86% das brasileiras consideram ter muita carga de responsabilidade

Por Fernanda Mena | 05/11/2023 | Tempo de leitura: 4 min

Por Fernanda Mena
05/11/2023 - Tempo de leitura: 4 min

Freepik

A sobrecarga de trabalho, dentro e fora de casa tem impactado a saúde emocional das mulheres brasileiras, aponta estudo

Foi nos corredores de um supermercado, com uma filha no carrinho, outra ao lado, a cabeça na lista de compras e de tarefas, e o celular na mão, lotado de mensagens de trabalho, que Vera Nunes de Santana, 46, simplesmente "bugou". "Eu apaguei. Fiquei paralisada. Precisaram chamar o gerente do mercado para me ajudar e, de lá, fui para o hospital", conta ela. A curadora e produtora cultural saiu com uma guia médica que recomendava, por ora, apenas descanso.

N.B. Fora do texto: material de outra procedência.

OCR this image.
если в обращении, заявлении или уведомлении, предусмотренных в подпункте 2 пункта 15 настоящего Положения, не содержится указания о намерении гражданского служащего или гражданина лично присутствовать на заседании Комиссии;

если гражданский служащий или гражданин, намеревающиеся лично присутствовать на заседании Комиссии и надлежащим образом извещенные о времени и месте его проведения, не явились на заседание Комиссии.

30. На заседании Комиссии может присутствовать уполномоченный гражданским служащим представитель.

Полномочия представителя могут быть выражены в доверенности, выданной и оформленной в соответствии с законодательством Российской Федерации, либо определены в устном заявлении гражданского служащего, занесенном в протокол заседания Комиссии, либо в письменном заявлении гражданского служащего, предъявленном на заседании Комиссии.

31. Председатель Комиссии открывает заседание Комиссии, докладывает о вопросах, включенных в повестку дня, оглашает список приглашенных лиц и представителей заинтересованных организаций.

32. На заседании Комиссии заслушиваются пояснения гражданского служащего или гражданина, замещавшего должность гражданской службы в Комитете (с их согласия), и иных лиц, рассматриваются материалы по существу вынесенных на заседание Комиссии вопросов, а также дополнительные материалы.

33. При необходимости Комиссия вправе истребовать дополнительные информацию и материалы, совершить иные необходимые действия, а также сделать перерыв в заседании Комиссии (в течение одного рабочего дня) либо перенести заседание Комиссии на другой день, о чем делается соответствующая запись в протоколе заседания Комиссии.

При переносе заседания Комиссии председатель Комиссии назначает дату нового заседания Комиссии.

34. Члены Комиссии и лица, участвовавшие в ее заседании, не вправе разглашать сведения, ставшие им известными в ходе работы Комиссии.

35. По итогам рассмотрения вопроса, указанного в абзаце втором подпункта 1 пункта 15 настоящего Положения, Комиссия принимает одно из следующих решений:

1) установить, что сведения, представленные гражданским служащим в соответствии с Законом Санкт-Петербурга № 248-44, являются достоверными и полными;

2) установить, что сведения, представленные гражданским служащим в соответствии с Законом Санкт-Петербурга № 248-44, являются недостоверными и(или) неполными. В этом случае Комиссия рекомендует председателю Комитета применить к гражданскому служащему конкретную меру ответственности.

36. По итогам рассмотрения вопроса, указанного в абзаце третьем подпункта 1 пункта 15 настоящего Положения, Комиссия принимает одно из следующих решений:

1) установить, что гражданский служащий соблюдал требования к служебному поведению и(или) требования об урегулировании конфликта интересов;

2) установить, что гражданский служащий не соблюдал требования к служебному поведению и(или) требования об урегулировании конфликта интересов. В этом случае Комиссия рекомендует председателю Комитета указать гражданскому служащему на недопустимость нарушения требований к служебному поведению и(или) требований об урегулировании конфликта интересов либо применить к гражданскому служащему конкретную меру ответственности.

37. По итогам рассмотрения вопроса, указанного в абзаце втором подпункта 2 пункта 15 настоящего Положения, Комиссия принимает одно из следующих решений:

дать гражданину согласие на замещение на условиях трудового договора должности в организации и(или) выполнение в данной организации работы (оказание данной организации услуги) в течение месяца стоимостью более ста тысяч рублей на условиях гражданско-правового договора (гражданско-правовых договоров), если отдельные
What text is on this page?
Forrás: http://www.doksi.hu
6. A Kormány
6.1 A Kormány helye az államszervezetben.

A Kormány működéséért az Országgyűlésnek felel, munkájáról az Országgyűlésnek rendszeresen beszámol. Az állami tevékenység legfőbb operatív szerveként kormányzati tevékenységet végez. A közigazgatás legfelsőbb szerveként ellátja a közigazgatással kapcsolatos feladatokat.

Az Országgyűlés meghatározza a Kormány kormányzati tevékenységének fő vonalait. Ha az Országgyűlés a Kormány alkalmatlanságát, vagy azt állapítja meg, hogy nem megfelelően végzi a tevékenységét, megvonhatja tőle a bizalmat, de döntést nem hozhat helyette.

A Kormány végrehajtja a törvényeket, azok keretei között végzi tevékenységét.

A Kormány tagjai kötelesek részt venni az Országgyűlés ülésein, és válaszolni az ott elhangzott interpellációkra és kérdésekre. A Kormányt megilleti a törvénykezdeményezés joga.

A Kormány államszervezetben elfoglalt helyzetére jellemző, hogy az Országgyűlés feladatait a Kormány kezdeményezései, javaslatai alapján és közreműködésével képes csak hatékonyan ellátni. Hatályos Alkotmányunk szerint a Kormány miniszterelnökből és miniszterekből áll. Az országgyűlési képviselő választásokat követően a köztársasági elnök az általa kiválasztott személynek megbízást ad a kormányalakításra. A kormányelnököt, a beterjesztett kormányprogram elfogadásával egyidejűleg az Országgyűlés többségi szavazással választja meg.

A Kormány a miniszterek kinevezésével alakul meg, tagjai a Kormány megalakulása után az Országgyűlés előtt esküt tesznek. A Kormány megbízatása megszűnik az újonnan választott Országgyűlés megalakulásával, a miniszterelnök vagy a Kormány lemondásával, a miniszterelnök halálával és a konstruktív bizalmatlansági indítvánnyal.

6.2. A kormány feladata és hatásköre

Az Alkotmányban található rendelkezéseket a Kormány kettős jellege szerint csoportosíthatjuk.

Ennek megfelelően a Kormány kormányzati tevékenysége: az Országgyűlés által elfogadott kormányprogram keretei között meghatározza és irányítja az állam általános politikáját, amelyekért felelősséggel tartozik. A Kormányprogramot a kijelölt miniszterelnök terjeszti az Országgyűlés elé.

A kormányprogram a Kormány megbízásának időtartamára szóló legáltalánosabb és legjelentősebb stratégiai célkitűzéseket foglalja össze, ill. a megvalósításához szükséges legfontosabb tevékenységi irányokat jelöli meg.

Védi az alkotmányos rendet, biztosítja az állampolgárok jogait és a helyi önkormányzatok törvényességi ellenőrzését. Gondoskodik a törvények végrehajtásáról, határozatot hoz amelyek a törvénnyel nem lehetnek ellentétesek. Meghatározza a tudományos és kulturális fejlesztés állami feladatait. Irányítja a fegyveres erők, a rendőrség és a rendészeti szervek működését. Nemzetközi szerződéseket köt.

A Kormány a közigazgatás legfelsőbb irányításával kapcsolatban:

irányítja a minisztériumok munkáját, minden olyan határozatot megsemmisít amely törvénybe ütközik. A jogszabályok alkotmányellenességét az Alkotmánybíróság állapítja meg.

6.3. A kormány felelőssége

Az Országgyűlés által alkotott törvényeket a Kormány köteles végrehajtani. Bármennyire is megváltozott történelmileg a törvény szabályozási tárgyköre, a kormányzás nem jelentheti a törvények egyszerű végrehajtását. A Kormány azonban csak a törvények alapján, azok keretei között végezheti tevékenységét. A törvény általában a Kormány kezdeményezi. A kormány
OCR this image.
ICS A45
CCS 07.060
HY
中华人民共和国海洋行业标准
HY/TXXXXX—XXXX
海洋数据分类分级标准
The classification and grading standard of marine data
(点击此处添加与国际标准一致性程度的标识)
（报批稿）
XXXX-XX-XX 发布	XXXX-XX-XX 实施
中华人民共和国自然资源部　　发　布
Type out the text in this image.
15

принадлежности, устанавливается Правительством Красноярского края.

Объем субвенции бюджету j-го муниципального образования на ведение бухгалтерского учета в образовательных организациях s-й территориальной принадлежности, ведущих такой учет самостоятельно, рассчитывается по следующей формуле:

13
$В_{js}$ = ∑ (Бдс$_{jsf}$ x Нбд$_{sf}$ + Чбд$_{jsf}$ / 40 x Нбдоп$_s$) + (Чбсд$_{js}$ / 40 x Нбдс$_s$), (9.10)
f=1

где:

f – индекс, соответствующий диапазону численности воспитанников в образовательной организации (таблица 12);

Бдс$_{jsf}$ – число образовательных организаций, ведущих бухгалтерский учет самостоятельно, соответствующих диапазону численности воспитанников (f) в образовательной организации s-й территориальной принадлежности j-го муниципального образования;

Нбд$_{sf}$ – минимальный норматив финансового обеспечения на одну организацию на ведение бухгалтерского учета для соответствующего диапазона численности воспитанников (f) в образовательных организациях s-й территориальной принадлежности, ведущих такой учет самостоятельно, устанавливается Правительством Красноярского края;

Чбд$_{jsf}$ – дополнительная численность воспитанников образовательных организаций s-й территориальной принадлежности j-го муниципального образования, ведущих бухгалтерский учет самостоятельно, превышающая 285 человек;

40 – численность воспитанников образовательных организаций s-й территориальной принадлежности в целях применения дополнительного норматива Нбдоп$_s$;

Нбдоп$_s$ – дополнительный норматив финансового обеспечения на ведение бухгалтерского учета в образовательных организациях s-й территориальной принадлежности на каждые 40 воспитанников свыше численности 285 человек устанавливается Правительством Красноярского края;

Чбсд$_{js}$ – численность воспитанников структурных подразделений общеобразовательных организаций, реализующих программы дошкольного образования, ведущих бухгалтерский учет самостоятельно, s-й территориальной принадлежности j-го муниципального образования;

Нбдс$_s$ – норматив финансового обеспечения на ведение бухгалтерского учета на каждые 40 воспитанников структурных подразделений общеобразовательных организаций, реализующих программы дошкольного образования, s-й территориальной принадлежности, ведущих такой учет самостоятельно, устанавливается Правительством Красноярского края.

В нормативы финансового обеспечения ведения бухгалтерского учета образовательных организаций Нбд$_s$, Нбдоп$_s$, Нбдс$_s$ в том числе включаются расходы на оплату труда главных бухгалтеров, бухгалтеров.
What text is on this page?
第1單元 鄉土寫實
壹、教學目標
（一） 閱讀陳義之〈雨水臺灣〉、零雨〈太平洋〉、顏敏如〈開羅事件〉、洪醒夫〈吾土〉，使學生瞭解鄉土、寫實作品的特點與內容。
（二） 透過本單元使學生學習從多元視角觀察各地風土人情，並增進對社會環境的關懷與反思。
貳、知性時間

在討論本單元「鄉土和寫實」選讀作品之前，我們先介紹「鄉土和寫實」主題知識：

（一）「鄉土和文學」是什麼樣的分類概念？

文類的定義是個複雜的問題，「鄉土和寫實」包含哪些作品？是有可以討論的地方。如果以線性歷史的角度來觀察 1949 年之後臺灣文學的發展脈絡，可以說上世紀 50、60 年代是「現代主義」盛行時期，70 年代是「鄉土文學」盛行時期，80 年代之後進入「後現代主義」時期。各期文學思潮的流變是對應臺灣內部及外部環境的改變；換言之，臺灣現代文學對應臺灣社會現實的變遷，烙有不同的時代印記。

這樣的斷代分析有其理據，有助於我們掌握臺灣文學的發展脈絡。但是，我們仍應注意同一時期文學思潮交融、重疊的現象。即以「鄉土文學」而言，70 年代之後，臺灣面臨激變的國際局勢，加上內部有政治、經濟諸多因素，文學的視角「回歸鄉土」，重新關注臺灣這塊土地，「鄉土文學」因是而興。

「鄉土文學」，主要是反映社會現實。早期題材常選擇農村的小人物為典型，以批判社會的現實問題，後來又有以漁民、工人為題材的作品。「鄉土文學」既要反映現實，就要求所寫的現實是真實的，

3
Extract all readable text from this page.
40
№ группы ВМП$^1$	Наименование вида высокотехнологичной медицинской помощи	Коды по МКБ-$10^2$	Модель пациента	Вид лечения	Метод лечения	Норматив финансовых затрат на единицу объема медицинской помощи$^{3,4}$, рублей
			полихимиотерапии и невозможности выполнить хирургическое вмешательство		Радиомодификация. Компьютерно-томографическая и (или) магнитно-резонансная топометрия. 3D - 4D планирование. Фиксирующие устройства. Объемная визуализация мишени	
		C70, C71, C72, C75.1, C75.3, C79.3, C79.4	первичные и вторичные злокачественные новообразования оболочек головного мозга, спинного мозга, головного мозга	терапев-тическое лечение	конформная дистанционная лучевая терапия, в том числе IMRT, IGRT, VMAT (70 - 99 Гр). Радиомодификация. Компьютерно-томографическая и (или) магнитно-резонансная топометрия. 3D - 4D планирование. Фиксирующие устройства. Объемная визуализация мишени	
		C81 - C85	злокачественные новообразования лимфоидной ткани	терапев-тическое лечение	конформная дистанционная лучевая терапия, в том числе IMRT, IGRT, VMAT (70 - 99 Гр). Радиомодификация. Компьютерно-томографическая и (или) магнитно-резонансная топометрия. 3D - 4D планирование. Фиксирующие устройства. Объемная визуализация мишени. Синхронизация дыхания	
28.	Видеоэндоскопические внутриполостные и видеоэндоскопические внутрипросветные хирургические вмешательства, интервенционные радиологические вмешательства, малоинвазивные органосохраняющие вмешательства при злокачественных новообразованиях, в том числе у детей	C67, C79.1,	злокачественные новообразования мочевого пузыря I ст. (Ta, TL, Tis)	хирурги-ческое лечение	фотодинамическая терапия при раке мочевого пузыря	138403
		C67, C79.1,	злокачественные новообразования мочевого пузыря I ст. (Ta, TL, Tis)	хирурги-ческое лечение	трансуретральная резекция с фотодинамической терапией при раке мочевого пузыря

Vera estava esgotada.

Ela não está sozinha. Estudos internacionais apontam que a prevalência de esgotamento mental, também conhecido como síndrome de burnout, é 25% maior entre as mulheres. A sobrecarga de trabalho, dentro e fora de casa, a pressão financeira e o desafio de conciliar múltiplas tarefas e a rotina de cuidados com crianças e idosos estão entre os fatores que mais têm impactado a saúde emocional de mulheres brasileiras, segundo o relatório "Esgotadas", da ONG Think Olga.

De acordo com o documento, 86% das brasileiras consideram ter muita carga de responsabilidade, e 48% sofrem com uma situação financeira apertada, num contexto em que 28% se declaram como única ou principal provedora de seu lar e que 57% daquelas entre 36 a 55 anos são responsáveis pelo cuidado direto de alguém.

A pesquisa entrevistou 1.078 mulheres de 18 a 65 anos de todo o país e aponta que metade das brasileiras se sente ansiosa (55%) e estressada (49%), mas também irritada (39%), exausta (28%), com baixa autoestima (28%) e triste (25%). Além disso, 45% já tiveram diagnóstico de ansiedade, depressão ou outros transtornos mentais, segundo o estudo. E 68% fez algum acompanhamento médico.

O desemprego, que atinge mais mulheres que homens no Brasil (10,8% contra 7,2% entre homens), e o processo de feminização da pobreza deram urgência às pressões financeiras, apontadas pelo estudo da Think Olga como a principal fonte de insatisfação e sofrimento para mulheres brasileiras.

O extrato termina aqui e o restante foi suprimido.